Thus says the LORD to his anointed, to Cyrus, whose right hand I have grasped to subdue nations before him and strip kings of their robes, to open doors before him– and the gates shall not be closed: . . . “ (Isaiah 45:1)

Barnes says of this verse, and the concept of Cyrus being anointed, “It means here that God had solemnly set apart Cyrus to perform an important public service in his cause. It does not mean that Cyrus was a man of piety, or a worshipper of the true God, of which there is no certain evidence, but that his appointment as king was owing to the arrangement of God’s providence, and that he was to be employed in accomplishing his purposes. The title does not designate holiness of character, but appointment to an office.”

There are other histories, beloved reader, besides biblical Jewish history. Other nations than just the nation of Israel and Judah. As I am reading and re-reading what Barnes says, I am slowly becoming aware of several things. The bible is the history of the (ancient) called and chosen people, and its perspective is as such.
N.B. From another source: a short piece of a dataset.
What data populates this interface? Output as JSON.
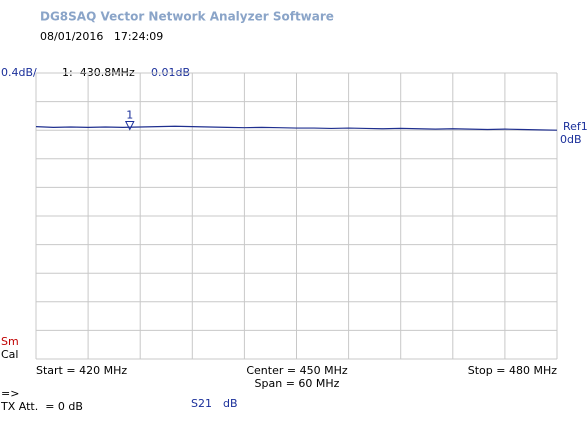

But, in the history of civilization it is not a very balanced history. Issues and relationships swirled around the people of Israel and Judah. Sometimes they were swept in it and sometimes they were left alone. Over the past year or year & a half, I have been on a self-guided “journey” to understand how the Old Testament fits in (for lack of a better term) with the New Testament. This passage that speaks about Cyrus and his role in the history of the Jews is an important step in this journey – I think.

“I will go before you and level the mountains, I will break in pieces the doors of bronze and cut through the bars of iron, I will give you the treasures of darkness and riches hidden in secret places, so that you may know that it is I, the LORD, the God of Israel, who call you by your name. For the sake of my servant Jacob, and Israel my chosen, I call you by your name, I surname you, though you do not know me.” (Verses 2 – 4)

Cyrus does not know the Divine; or at least, the writer of the book of Isaiah has no knowledge or report that Cyrus confessed faith in Yahweh. I have to wonder how Cyrus would know that the Divine charted his success. Unless Cyrus read the book of Isaiah he would not know. But the readers of the book of Isaiah have been made very aware. I do not think their awareness is for Cyrus’ benefit, but for them to see . . . . well, many things. They are intertwined with the fates and circumstances of other nations. The Divine tends to more things than just Israel/Judah. The Lord has not forgotten them or put them in the past. Deliverance can come from all sorts of unusual and foreign places. Their Lord God is over all things, not just their comparatively small concerns. People and places outside of their relatively small circle of acquaintance matter. Thinking about it, these are things that all nations and people throughput all human history need to be aware of.

“I am the LORD, and there is no other; besides me there is no god. I arm you, though you do not know me, so that they may know, from the rising of the sun and from the west, that there is no one besides me; I am the LORD, and there is no other. I form light and create darkness, I make weal and create woe; I the LORD do all these things.” (Verses 5 – 7)

It is hard to know, when you are in the moment, what is significant and needs to have attention paid. And what is of little or no consequence. However, to the Lord God nothing is inconsequential. It behooves us, I think, to pay attention to the big picture, the little picture, and everything in-between. May the Divine give you eyes to see, hears to hear, discernment to understand, and speech to speak to those around you. Shalom & Selah!